Blog do Desemprego Zero

Brasil resolve industrializar o Paraguai para acabar com o contrabando

Posted by imprensa2 em 28 agosto, 2007

27/08/07 – 00:00 > COMÉRCIO EXTERIOR


Com apoio privado, Brasil e Paraguai estudam incentivos

Para tentar reduzir as assimetrias econômicas entre os parceiros do Mercosul, os governos do Brasil e do Paraguai, com o apoio do setor privado dos dois países, estudam a criação de incentivos para que empresas brasileiras produzam insumos no Paraguai, que seriam importados pelo Brasil.
O assunto foi um dos temas discutidos entre o ministro do Desenvolvimento, Indústria e Comércio Exterior, Miguel Jorge, e o ministro da Indústria e Comércio do Paraguai, José Maria Ibãnez. “Recebemos o pedido do Paraguai para que eles completem a nossa cadeia produtiva. Acho a proposta muito interessante”, contou o presidente da Associação Brasileira da Indústria Elétrica e Eletrônica (Abinee), Humberto Barbato, que participou da reunião com os dois ministros.A idéia é que o Paraguai produza e forneça para o Brasil peças industrializadas, como produtos de informática, peça de desktop e notebooks. E querem que o Brasil forneça peças de motocicletas para eles. “Há uma necessidade muito grande de industrializar o Paraguai. Se ele não tomarem uma providência, viverão eternamente as custas do comércio de fronteira”, destacou Barbato.O presidente da Abinee afirma que é de total interesse do empresariado brasileiro ajudar o Paraguai. Em trinta dias os empresários entregarão uma lista com os produtos que o País tem interesse em comprar do Paraguai. “O que a indústria brasileira fará é produzir uma lista de sugestões de produtos que eles possam fabricar lá e vender para nós”, completou o presidente da Abinee.O presidente da Associação de Empresas Brasileiras para a Integração no Mercosul (Adebim), Michael Alaby, destacou que este é um passo importante para o avanço do Mercosul como uma união aduaneira. “Precisamos reduzir as assimetrias para nos integrar. A União Européia ajudou países menos industrializados como Portugal e Espanha. Temos que fazer o mesmo ou não conseguiremos avançar no processo de integração”, destacou.Para Alaby, o ideal seria que o Banco Nacional de Desenvolvimento Econômico e Social (BNDES) apoiasse empresas que quisessem construir fábricas no Paraguai para vender para o Brasil. “O governo deveria financiar empresas para ir par ao Paraguai.

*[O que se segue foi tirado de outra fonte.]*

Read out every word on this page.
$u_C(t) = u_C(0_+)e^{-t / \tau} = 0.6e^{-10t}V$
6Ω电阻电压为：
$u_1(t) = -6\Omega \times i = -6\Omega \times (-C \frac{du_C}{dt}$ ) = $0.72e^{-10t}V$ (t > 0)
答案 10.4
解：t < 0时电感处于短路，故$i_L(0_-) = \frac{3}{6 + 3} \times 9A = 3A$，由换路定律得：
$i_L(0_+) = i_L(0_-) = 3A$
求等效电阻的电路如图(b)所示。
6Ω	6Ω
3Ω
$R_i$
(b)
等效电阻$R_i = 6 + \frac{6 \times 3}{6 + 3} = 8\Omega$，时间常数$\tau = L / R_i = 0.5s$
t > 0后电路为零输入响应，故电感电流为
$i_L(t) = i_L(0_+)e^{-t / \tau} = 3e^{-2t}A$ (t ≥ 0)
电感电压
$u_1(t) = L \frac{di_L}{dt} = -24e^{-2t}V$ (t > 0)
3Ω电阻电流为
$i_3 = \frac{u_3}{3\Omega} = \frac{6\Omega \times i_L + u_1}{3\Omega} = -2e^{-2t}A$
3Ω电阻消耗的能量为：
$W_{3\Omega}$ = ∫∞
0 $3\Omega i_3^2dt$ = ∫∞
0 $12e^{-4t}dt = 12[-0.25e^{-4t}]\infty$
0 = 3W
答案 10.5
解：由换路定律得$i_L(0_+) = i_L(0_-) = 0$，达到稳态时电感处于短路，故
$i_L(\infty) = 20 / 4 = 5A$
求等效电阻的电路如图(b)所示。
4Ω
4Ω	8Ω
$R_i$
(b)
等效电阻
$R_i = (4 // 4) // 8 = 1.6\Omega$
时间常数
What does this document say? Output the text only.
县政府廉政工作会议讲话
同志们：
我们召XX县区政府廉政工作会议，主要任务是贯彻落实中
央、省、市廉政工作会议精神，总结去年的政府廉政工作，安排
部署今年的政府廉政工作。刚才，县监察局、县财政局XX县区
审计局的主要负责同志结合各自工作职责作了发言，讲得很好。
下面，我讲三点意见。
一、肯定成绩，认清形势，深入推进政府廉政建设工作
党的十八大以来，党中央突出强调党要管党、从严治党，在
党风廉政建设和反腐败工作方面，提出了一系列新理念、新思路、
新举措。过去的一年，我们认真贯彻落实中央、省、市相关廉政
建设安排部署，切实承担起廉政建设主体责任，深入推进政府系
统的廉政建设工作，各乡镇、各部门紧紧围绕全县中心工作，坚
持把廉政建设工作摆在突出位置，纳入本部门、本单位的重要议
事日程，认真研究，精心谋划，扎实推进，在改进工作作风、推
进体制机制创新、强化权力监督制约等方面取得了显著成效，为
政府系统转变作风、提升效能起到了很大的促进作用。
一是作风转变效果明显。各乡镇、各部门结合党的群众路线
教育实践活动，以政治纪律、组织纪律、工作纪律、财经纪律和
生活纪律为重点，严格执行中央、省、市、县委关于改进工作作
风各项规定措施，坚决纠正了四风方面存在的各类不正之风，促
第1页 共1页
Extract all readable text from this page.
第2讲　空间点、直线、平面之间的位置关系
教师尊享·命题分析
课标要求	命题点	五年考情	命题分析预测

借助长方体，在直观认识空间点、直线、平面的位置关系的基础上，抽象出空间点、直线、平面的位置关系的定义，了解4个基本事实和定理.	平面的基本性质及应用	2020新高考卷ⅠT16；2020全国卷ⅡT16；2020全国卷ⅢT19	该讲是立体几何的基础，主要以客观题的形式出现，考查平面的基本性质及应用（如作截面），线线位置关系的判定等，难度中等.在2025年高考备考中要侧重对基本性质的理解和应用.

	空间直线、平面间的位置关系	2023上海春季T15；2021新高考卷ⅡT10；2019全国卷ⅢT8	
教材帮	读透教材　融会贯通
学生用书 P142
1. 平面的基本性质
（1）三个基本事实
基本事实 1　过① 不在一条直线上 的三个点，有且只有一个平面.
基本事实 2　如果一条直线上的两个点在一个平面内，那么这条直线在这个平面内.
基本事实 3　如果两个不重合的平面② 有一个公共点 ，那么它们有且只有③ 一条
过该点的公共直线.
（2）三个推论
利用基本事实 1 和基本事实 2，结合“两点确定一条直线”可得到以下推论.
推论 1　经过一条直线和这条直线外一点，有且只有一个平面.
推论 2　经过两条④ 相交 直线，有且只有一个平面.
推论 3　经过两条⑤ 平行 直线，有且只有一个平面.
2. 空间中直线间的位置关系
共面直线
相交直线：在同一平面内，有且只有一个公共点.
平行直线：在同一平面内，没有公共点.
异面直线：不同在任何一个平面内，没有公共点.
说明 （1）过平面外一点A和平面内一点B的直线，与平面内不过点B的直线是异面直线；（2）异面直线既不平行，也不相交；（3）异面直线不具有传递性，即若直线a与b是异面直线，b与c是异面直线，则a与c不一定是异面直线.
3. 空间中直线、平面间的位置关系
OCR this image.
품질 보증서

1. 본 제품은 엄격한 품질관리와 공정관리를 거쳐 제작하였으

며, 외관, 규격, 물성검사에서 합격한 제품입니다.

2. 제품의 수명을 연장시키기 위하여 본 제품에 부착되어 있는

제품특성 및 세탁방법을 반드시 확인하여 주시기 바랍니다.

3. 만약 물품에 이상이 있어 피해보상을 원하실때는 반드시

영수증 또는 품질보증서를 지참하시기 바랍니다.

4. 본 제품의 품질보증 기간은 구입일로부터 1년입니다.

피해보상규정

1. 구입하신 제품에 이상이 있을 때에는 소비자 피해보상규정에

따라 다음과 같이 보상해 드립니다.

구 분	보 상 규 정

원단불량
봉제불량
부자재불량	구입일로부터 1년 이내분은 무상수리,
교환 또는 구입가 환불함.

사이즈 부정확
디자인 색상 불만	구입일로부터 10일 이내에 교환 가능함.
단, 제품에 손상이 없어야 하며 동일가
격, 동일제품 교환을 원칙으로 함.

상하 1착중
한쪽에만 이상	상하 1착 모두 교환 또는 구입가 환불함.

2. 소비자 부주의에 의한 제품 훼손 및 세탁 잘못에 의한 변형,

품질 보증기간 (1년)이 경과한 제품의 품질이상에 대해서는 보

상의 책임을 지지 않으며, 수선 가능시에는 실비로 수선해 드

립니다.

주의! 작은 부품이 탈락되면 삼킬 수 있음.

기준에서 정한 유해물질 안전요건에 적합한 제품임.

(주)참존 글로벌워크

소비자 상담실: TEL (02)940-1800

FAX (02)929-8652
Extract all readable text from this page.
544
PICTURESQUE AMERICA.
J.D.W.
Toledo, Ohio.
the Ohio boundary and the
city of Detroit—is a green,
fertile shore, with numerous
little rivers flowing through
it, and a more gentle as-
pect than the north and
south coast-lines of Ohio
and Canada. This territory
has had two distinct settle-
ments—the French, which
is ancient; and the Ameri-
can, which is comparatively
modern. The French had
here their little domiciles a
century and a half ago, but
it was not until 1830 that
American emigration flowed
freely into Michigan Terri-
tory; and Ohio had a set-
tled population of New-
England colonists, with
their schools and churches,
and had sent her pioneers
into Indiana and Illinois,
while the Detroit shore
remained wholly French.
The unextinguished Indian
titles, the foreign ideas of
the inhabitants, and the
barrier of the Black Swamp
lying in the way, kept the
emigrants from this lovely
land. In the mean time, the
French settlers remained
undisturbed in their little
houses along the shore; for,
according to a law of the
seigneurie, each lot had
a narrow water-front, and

Assim, muitas divergências econômicas entre o Brasil e o Paraguai seria reduzidas”, comentou.

O Brasil sempre foi superavitário no comércio com o Paraguai. No ano passado, o País exportou US$ 1,23 bilhão e importou apenas US$ 295 milhões do Paraguai. Este ano o superávit está em US$ 670 milhões, no acumulado até julho, fruto de US$ 860 milhões de exportação contra US$ 189 milhões de importação. No entanto, estes valores não incluem as mercadorias compradas na fronteira, via Foz do Iguaçu.

Fronteiras

Durante audiência pública conjunta que reuniu três comissões da Câmara (Finanças e Tributação e da Amazônia, Integração Nacional e de Desenvolvimento Regional), o secretário da Receita Federal, Jorge Rachid, afirmou que a aprovação do Regime Tributário Único (RTU), instituído na Medida Provisória 380, em tramitação na Câmara dos Deputados, vai possibilitar melhor controle aduaneiro de mercadorias trazidas do Paraguai pela fronteira de Foz do Iguaçu, no Paraná.

De acordo com Rachid, a Receita tem a missão de prover segurança, confiança e facilitação no comércio internacional e, nesse contexto, o RTU tem o objetivo de viabilizar instrumento específico para o comércio procedente do Paraguai.

Para ele, a chamada MP dos sacoleiros vai trazer legalidade nas importações de mercadorias através da fronteira.

Será, na realidade, segundo ele, mais um instrumento para aperfeiçoar os controles da Receita na cobrança de tributos incidentes no comércio exterior e no combate à pirataria, contrabando e descaminho de mercadorias.

Essa modernização rendeu a apreensão de produtos no valor de R$ 513 milhões em todo o País, no primeiro semestre deste ano, com aumento de 36% em relação ao mesmo período de 2006.

Rachid informou que grande parte dessas apreensões foi na fronteira Brasil-Paraguai, mas não disse quanto.